Member Lyons said communications from a variety of people should have drawn Mr Clark’s attention to the need to act promptly to reinstate the appeal.
“Mention should be made of some of the specific failures to take action which are the subject of Charge 1, specifically those relating to the transition to Strutynksi Law.
“The respondent’s failure to advise (the client) that Eureka Legal was no longer conducting a legal practice, and his failure to monitor mails and emails to that practice until some other arrangements were made, carried the risk of adverse consequences for (the client’s) claim. Together, they are significant failures, particularly in the context of preceding delay.
“In the circumstances previously referred to, it is considered that the respondent’s inactivity and failures constitute a substantial failure on the part of the respondent to keep a reasonable standard of competence and diligence; and a failure which, for lengthy periods, was consistent. Accordingly, the conduct the subject of Charge 1 should be regarded as professional misconduct.”
In relation to charge 2, Mr Clark’s failure to place his client’s money into the firm’s trust account was characterised as unsatisfactory professional conduct.
The tribunal considered factors including that the failure was a single occurrence, that there was a relatively small amount of money involved, that there was no suggestion the money was at risk while it was held in Mr Clark’s office as cash, and that ultimately the money was applied for the purpose for which it was received.
In relation to charge 3, the tribunal found Mr Clark had provided no reasonable excuse for his failure to respond to notices from the LSC, and so, his conduct constituted professional misconduct.
Mr Lyons pointed out that in January 2022, when the LSC notified Mr Clark it was to investigate and invited him to make submissions, the practitioner sought and was granted an extension of time, but did not reply within the time allowed. Nor did he respond to follow-up letters from the LSC in February and March 2022.
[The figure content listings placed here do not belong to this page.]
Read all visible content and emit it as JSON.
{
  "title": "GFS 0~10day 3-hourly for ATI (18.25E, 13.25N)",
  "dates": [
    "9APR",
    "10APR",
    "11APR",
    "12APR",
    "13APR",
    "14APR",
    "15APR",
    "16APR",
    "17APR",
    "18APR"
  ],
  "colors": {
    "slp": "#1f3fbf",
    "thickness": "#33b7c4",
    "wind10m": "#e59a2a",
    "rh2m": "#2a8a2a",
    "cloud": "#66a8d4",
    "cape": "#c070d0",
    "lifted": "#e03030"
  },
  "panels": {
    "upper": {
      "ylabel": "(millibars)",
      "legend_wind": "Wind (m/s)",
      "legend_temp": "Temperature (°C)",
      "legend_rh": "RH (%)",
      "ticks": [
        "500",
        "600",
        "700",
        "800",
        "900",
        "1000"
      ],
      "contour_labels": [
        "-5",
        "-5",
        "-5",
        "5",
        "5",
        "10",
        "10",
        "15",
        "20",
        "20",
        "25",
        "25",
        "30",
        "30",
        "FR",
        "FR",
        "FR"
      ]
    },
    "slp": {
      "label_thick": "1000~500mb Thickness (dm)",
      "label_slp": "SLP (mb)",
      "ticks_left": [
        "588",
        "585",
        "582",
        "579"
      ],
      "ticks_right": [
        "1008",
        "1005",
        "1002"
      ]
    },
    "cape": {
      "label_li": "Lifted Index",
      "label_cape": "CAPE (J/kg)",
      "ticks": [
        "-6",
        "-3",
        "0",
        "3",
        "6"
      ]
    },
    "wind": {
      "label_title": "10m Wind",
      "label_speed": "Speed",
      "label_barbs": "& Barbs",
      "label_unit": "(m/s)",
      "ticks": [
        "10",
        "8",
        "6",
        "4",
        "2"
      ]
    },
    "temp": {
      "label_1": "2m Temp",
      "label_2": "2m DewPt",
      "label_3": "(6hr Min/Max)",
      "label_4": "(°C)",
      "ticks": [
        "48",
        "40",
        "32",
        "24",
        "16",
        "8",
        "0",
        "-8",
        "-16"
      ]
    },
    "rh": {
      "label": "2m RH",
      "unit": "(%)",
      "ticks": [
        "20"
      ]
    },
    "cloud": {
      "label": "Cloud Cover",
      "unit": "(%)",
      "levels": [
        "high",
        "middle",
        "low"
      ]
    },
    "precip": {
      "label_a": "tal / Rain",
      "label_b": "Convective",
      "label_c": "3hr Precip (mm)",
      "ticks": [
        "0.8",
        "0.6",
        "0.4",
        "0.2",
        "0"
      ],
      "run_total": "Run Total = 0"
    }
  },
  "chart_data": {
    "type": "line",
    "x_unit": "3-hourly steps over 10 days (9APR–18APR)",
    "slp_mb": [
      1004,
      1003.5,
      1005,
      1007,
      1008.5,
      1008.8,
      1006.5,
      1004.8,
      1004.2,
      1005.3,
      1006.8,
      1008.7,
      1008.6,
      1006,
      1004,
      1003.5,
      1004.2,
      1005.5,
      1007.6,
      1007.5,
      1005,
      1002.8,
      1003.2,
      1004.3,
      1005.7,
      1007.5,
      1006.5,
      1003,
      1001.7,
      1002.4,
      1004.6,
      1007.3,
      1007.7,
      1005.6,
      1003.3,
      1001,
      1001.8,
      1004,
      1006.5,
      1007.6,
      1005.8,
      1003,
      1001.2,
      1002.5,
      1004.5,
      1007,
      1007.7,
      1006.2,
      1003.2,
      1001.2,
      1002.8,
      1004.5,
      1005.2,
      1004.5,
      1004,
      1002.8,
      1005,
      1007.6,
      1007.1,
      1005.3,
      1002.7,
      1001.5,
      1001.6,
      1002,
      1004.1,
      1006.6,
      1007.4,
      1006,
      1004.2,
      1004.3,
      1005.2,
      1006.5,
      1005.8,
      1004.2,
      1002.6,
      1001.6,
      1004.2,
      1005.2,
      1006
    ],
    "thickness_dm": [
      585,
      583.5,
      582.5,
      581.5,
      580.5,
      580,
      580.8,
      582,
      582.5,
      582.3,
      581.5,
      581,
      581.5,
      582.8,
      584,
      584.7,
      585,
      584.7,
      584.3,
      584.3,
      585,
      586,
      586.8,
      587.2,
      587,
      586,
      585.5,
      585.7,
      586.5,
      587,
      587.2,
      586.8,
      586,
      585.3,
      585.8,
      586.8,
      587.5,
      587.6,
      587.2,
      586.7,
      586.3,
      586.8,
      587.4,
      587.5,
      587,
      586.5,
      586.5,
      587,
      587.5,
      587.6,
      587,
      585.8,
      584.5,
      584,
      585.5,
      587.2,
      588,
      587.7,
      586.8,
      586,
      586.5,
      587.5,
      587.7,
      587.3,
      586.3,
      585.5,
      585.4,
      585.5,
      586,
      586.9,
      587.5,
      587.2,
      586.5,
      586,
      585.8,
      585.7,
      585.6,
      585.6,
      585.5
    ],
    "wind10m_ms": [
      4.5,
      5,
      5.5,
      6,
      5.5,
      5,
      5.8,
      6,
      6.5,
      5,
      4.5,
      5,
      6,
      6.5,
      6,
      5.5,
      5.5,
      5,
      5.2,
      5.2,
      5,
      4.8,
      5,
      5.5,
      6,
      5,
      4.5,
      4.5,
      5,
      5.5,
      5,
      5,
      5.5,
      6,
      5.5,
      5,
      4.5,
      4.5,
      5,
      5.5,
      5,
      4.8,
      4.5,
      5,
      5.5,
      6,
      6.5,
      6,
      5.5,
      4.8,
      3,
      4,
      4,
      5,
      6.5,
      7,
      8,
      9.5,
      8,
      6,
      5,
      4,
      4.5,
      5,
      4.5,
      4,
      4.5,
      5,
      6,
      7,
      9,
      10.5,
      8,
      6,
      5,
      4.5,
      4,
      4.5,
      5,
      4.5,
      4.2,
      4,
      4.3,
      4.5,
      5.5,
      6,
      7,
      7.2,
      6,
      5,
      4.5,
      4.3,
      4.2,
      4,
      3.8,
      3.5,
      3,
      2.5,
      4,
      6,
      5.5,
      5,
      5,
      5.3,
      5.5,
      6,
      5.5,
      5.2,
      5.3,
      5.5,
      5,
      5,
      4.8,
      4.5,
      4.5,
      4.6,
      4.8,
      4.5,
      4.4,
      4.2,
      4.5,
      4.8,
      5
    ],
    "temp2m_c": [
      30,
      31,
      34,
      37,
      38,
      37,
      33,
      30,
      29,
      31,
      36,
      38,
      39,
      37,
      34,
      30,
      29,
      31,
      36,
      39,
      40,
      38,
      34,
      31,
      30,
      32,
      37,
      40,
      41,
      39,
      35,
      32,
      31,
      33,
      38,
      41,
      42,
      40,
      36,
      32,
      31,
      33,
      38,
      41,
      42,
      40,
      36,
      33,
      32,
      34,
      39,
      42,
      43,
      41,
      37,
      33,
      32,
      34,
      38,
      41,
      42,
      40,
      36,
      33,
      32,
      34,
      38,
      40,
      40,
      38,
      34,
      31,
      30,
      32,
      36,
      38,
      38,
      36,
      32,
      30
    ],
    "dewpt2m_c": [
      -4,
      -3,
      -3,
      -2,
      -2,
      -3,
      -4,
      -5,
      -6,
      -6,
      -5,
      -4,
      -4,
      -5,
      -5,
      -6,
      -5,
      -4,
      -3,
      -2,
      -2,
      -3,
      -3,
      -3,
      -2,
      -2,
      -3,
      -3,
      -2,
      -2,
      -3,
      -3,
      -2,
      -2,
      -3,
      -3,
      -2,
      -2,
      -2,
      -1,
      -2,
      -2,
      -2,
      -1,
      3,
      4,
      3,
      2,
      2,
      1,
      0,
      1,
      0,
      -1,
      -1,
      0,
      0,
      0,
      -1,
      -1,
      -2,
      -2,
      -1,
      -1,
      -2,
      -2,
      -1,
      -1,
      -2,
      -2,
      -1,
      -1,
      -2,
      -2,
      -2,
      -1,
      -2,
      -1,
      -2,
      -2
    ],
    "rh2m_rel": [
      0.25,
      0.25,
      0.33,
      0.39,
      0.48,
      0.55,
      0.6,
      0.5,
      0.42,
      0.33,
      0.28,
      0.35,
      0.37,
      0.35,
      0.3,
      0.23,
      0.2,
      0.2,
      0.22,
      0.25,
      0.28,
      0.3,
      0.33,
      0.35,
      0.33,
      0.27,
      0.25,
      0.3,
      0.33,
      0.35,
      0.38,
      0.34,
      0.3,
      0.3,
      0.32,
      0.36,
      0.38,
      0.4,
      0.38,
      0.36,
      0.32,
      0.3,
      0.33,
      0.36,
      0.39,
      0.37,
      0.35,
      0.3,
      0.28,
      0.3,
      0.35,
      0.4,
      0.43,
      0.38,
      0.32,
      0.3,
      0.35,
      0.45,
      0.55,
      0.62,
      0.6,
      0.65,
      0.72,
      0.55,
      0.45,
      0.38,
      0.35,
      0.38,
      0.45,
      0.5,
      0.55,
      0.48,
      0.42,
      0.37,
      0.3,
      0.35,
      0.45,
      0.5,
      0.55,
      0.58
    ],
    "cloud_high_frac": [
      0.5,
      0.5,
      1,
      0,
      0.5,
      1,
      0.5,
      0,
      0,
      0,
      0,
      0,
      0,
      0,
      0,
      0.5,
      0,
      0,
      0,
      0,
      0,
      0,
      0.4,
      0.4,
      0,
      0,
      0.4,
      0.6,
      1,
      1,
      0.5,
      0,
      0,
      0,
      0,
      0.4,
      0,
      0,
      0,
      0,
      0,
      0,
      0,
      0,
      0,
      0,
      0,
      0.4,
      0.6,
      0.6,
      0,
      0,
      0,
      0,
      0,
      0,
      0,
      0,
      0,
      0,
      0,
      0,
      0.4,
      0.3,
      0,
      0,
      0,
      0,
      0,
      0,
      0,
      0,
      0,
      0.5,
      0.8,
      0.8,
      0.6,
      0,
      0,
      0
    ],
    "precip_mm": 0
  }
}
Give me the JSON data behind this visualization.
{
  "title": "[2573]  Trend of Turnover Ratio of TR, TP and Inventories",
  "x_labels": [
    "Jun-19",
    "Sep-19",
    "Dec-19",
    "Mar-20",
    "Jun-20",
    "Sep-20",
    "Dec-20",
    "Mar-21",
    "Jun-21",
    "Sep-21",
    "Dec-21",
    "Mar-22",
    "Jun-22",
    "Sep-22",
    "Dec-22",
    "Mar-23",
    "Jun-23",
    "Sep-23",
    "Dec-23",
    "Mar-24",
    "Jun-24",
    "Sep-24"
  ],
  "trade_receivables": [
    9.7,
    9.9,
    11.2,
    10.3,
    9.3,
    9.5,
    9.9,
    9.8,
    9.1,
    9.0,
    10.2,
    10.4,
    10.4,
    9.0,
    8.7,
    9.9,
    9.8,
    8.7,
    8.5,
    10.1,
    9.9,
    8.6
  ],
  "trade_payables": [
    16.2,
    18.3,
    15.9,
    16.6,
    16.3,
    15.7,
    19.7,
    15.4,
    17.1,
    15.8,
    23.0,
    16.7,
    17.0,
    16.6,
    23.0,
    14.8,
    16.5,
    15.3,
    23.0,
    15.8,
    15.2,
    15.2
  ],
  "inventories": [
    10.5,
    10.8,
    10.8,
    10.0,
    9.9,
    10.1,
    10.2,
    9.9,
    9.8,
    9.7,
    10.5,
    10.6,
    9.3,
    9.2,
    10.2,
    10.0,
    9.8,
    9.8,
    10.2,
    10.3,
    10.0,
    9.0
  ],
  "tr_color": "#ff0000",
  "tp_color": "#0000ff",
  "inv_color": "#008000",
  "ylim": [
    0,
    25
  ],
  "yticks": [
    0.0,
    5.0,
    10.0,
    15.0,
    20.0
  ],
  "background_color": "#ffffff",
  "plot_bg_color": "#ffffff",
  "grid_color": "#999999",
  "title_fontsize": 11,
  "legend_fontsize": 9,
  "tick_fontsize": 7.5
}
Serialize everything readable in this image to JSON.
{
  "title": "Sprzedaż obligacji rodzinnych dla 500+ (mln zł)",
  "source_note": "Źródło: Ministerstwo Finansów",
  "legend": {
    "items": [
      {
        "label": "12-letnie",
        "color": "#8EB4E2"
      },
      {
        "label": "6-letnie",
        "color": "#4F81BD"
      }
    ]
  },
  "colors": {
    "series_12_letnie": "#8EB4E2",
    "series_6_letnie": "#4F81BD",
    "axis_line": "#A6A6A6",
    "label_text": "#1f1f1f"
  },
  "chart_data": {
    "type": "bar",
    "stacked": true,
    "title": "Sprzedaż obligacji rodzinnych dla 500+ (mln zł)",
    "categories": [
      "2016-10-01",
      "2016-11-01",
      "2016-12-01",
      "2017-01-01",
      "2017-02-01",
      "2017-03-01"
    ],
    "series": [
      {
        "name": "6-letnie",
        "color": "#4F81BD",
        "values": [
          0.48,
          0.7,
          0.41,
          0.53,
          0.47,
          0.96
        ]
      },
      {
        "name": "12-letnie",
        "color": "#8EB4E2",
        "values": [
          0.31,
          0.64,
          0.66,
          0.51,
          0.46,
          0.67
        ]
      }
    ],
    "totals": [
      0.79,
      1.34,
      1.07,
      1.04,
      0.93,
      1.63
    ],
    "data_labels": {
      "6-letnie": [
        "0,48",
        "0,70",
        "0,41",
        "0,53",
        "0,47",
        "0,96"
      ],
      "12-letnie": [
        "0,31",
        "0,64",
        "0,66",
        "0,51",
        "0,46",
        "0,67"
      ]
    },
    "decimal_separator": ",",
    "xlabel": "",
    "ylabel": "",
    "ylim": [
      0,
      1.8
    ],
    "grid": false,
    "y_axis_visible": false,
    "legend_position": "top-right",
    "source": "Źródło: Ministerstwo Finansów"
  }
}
In considering the orders sought by the LSC, the tribunal found Mr Clark’s failure to attend to his client’s matters demonstrated an unfitness to practice.
“There is no evidence that steps the respondent took in relation to his practice to avoid further failures on his part have been continued; or even that they were successful,” Member Lyons said.
“These considerations are not sufficient to lead the tribunal to depart from its finding that the respondent has demonstrated unfitness for practice, nor to reach any conclusion other than that the probability is that the respondent remains permanently unfit for practice.”
An additional consideration was that Mr Clark did not engage with the disciplinary proceedings nor provide any explanation for his conduct or ongoing measures to avoid a repeat of the behaviour, he said.
No compensation order was made as requested by the client. Mr Clark was ordered to pay the costs of the LSC and of the client.
A receiver was appointed to Strutynski Law in April this year.